- The Washington Times - Saturday, July 14, 2001


Falling energy prices, lower interest rates and tax-rebate checks are expected to lift the economy in the second half of the year.

Economists said a report yesterday showing the biggest drop in wholesale prices in more than two years, led by falling energy costs, has helped renew their rebound hopes.

"There is reason to be optimistic about the economy's prospects," said Ken Mayland, chief economist at ClearView Economics in Cleveland.

Record declines in June in residential electricity and natural gas prices and a big drop in gasoline costs fueled the 0.4 percent decrease in the Labor Department's producer price index, which measures price pressures before they reach the consumer. It was the best performance on wholesale inflation in 28 months.

On Wall Street, the market shook off early losses and extended its rally to a second session as investors grew more confident about an economic turnaround.

Analysts were encouraged by the upturn because they had expected a sell-off after the market's rally Thursday, when the Dow industrials gained 237 points and the Nasdaq Composite Index climbed 103. With little positive news about earnings and the economy, investors have limited many buying sprees to one day at a time. Yesterday was the third straight day of gains for the Dow and Nasdaq.

"This is just a darn good follow-through to big gains," said Scott Bleier, chief investment strategist at Prime Charter Ltd.

The Dow Jones Industrial Average closed yesterday up 60.07 at 10,539.06, after falling as much as 46 in early trading.

The broader market also finished higher. The Nasdaq rose 9.05 to 2,084.79, and the Standard & Poor's 500 advanced 7.54 to 1,215.68.

The White House took credit for the improved economic outlook, citing the tax-refund checks some taxpayers will start getting next week as part of President Bush's $1.35 trillion tax-cut package.

"There is plenty of private-sector credible evidence that the tax cut will bring the economy back," said White House spokesman Ari Fleischer.

Economic growth has slowed dramatically since last summer. Analysts expect that growth in the April-June quarter will come in at a weak annual rate of 0.5 percent even worse than the 1.2 percent growth for the first three months of the year.

But economists think consumers will keep the economy out of a full-blown recession by increasing spending in coming months, reflecting the tax cut passed by Congress and lower interest rates.

"The tax cut will be arriving just in the nick of time," said Bruce Steinberg, chief economist with Merrill Lynch.

A surge in job losses hasn't made consumers totally close their wallets. A second report yesterday showed that retail sales rose 0.2 percent in June, pushed up by a strong 1.5 percent surge in sales of new cars.

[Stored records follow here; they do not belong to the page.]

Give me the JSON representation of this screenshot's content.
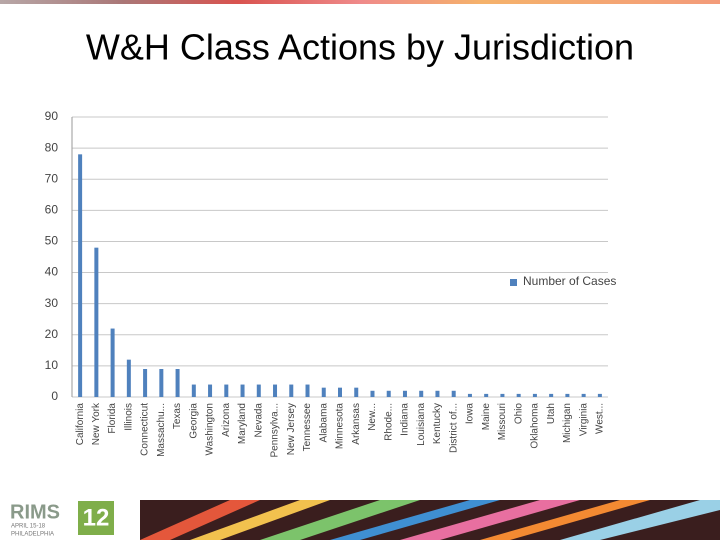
{
  "chart_data": {
    "type": "bar",
    "title": "W&H Class Actions by Jurisdiction",
    "categories": [
      "California",
      "New York",
      "Florida",
      "Illinois",
      "Connecticut",
      "Massachu...",
      "Texas",
      "Georgia",
      "Washington",
      "Arizona",
      "Maryland",
      "Nevada",
      "Pennsylva...",
      "New Jersey",
      "Tennessee",
      "Alabama",
      "Minnesota",
      "Arkansas",
      "New...",
      "Rhode...",
      "Indiana",
      "Louisiana",
      "Kentucky",
      "District of...",
      "Iowa",
      "Maine",
      "Missouri",
      "Ohio",
      "Oklahoma",
      "Utah",
      "Michigan",
      "Virginia",
      "West..."
    ],
    "series": [
      {
        "name": "Number of Cases",
        "color": "#4f81bd",
        "values": [
          78,
          48,
          22,
          12,
          9,
          9,
          9,
          4,
          4,
          4,
          4,
          4,
          4,
          4,
          4,
          3,
          3,
          3,
          2,
          2,
          2,
          2,
          2,
          2,
          1,
          1,
          1,
          1,
          1,
          1,
          1,
          1,
          1
        ]
      }
    ],
    "ylim": [
      0,
      90
    ],
    "yticks": [
      0,
      10,
      20,
      30,
      40,
      50,
      60,
      70,
      80,
      90
    ],
    "grid": true,
    "legend": "right"
  },
  "footer": {
    "logo": "RIMS",
    "edition": "12",
    "dates": "APRIL 15-18",
    "city": "PHILADELPHIA"
  }
}
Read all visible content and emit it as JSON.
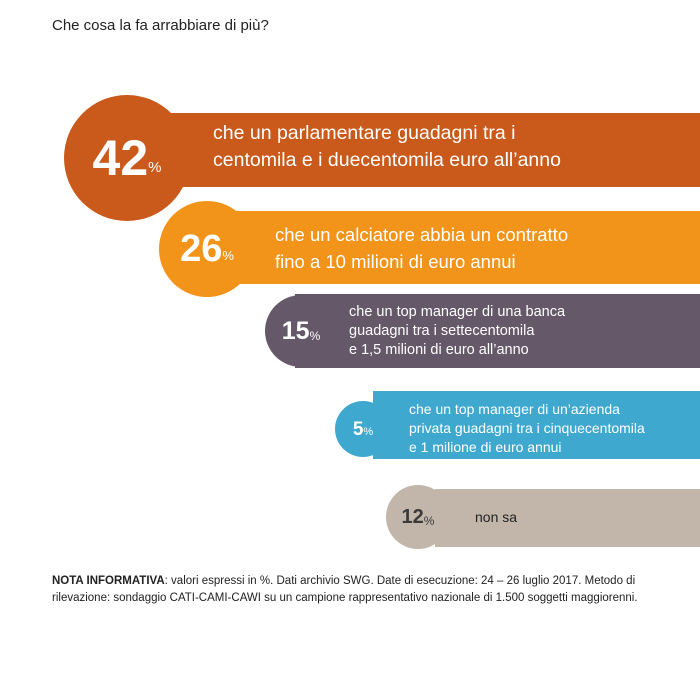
{
  "title": "Che cosa la fa arrabbiare di più?",
  "chart_data": {
    "type": "bar",
    "title": "Che cosa la fa arrabbiare di più?",
    "unit": "%",
    "items": [
      {
        "value": 42,
        "label_lines": [
          "che un parlamentare guadagni tra i",
          "centomila e i duecentomila euro all’anno"
        ],
        "color": "#c95a1b"
      },
      {
        "value": 26,
        "label_lines": [
          "che un calciatore abbia un contratto",
          "fino a 10 milioni di euro annui"
        ],
        "color": "#f29419"
      },
      {
        "value": 15,
        "label_lines": [
          "che un top manager di una banca",
          "guadagni tra i settecentomila",
          "e 1,5 milioni di euro all’anno"
        ],
        "color": "#645869"
      },
      {
        "value": 5,
        "label_lines": [
          "che un top manager di un’azienda",
          "privata guadagni tra i cinquecentomila",
          "e 1 milione di euro annui"
        ],
        "color": "#3ea8cf"
      },
      {
        "value": 12,
        "label_lines": [
          "non sa"
        ],
        "color": "#c2b6ab",
        "number_color": "#3a3a3a",
        "label_color": "#222222"
      }
    ]
  },
  "note": {
    "label": "NOTA INFORMATIVA",
    "text": ": valori espressi in %. Dati archivio SWG. Date di esecuzione: 24 – 26 luglio 2017. Metodo di rilevazione: sondaggio CATI-CAMI-CAWI su un campione rappresentativo nazionale di 1.500 soggetti maggiorenni."
  }
}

Restaurants and electronic, drug, appliance and general merchandise stores also posted good gains. But sales were weak at apparel, sporting goods and grocery stores. Service station store sales fell sharply with the drop in gasoline prices.

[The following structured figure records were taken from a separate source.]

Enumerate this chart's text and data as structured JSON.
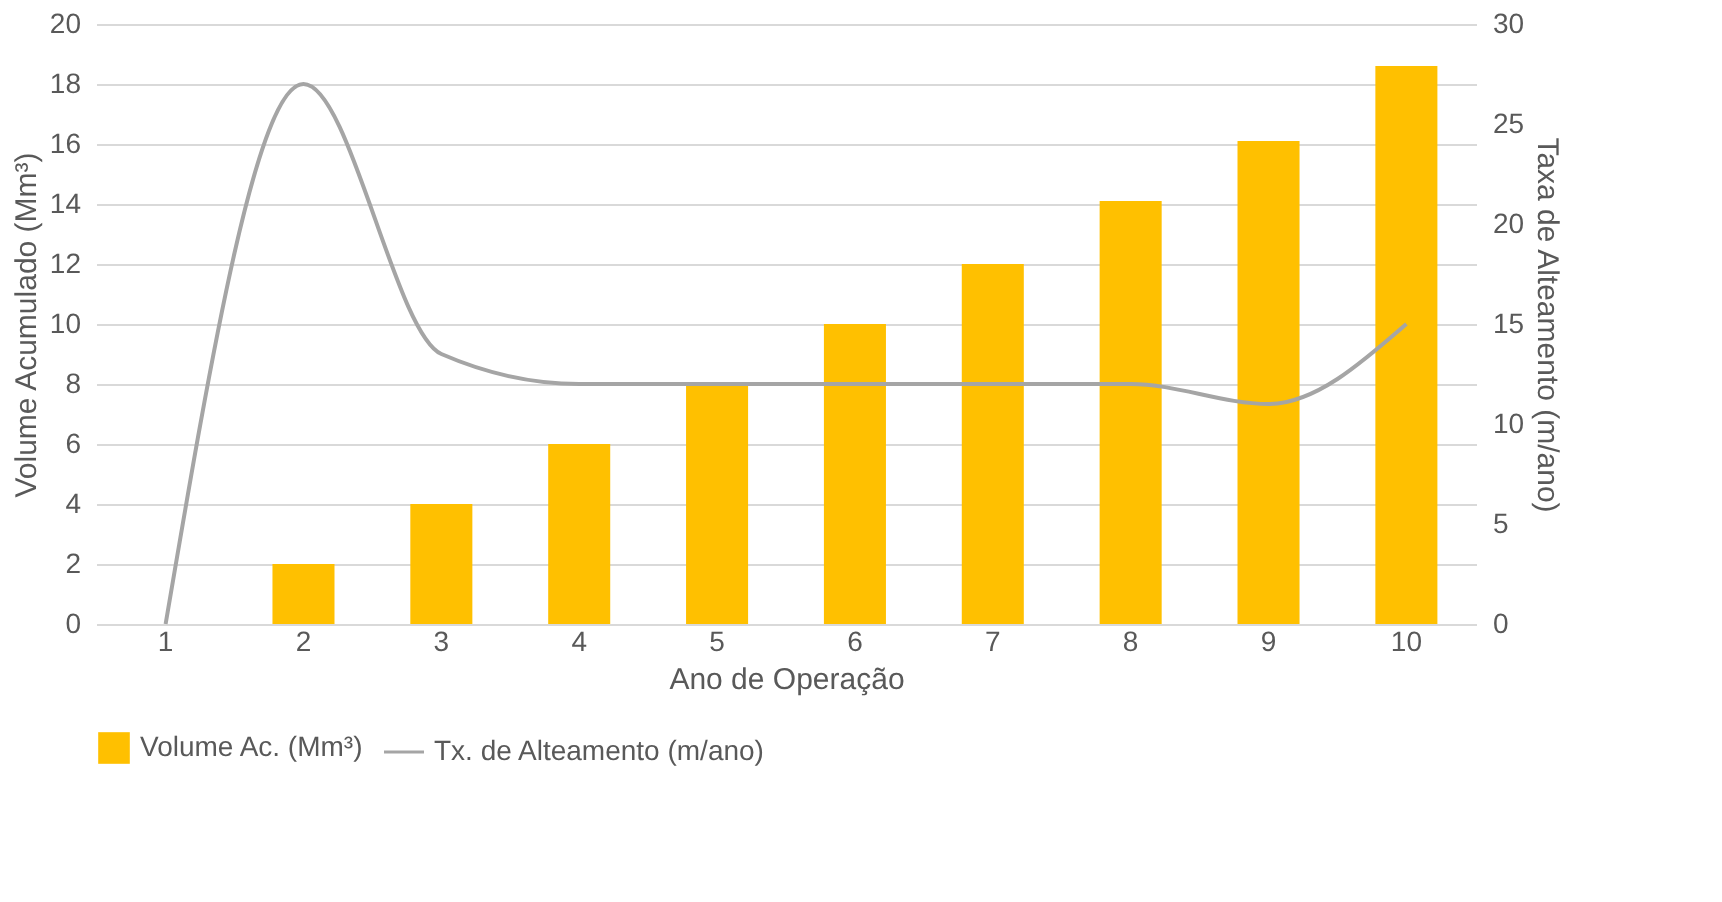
{
  "chart_data": {
    "type": "bar",
    "xlabel": "Ano de Operação",
    "ylabel": "Volume Acumulado  (Mm³)",
    "y2label": "Taxa de Alteamento  (m/ano)",
    "categories": [
      "1",
      "2",
      "3",
      "4",
      "5",
      "6",
      "7",
      "8",
      "9",
      "10"
    ],
    "series": [
      {
        "name": "Volume Ac. (Mm³)",
        "color": "#ffc000",
        "values": [
          0,
          2,
          4,
          6,
          8,
          10,
          12,
          14.1,
          16.1,
          18.6
        ]
      },
      {
        "name": "Tx. de Alteamento (m/ano)",
        "type": "line",
        "axis": "y2",
        "color": "#a5a5a5",
        "values": [
          0,
          27,
          13.5,
          12,
          12,
          12,
          12,
          12,
          11,
          15
        ]
      }
    ],
    "ylim": [
      0,
      20
    ],
    "yticks": [
      0,
      2,
      4,
      6,
      8,
      10,
      12,
      14,
      16,
      18,
      20
    ],
    "y2lim": [
      0,
      30
    ],
    "y2ticks": [
      0,
      5,
      10,
      15,
      20,
      25,
      30
    ],
    "grid": "y",
    "legend": "bottom"
  }
}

Motorists this summer have been getting a break at the gas pump after world crude oil prices eased and refiners rushed to fill shortages that developed during the spring.

Economists had predicted that energy prices would retreat following a sharp run-up last winter caused by a shortage of supplies.

Wholesale energy costs plunged 2.5 percent, the biggest one-month decline since a 3.5 percent drop in April 2000. Gasoline prices fell by 3.7 percent, the biggest drop since last August. Also, record drops were posted in residential energy costs at 1.5 percent and natural gas prices at 5.8 percent.

Analysts said the good news on inflation could make way for more interest-rate cuts. The Federal Reserve already has cut interest rates six times this year. The Fed's next meeting is Aug. 20.

The drop in wholesale prices left inflation at this level rising at an annual rate of 2.4 percent through the first six months of this year, far better than last year's 3.6 percent.

The news was just as good when volatile energy and food prices were excluded. The "core rate" of inflation edged up just 0.1 percent in June, even better than the 0.2 percent increases in April and May. So far this year, the core rate of inflation at the wholesale level is rising at an annual rate of 1.6 percent.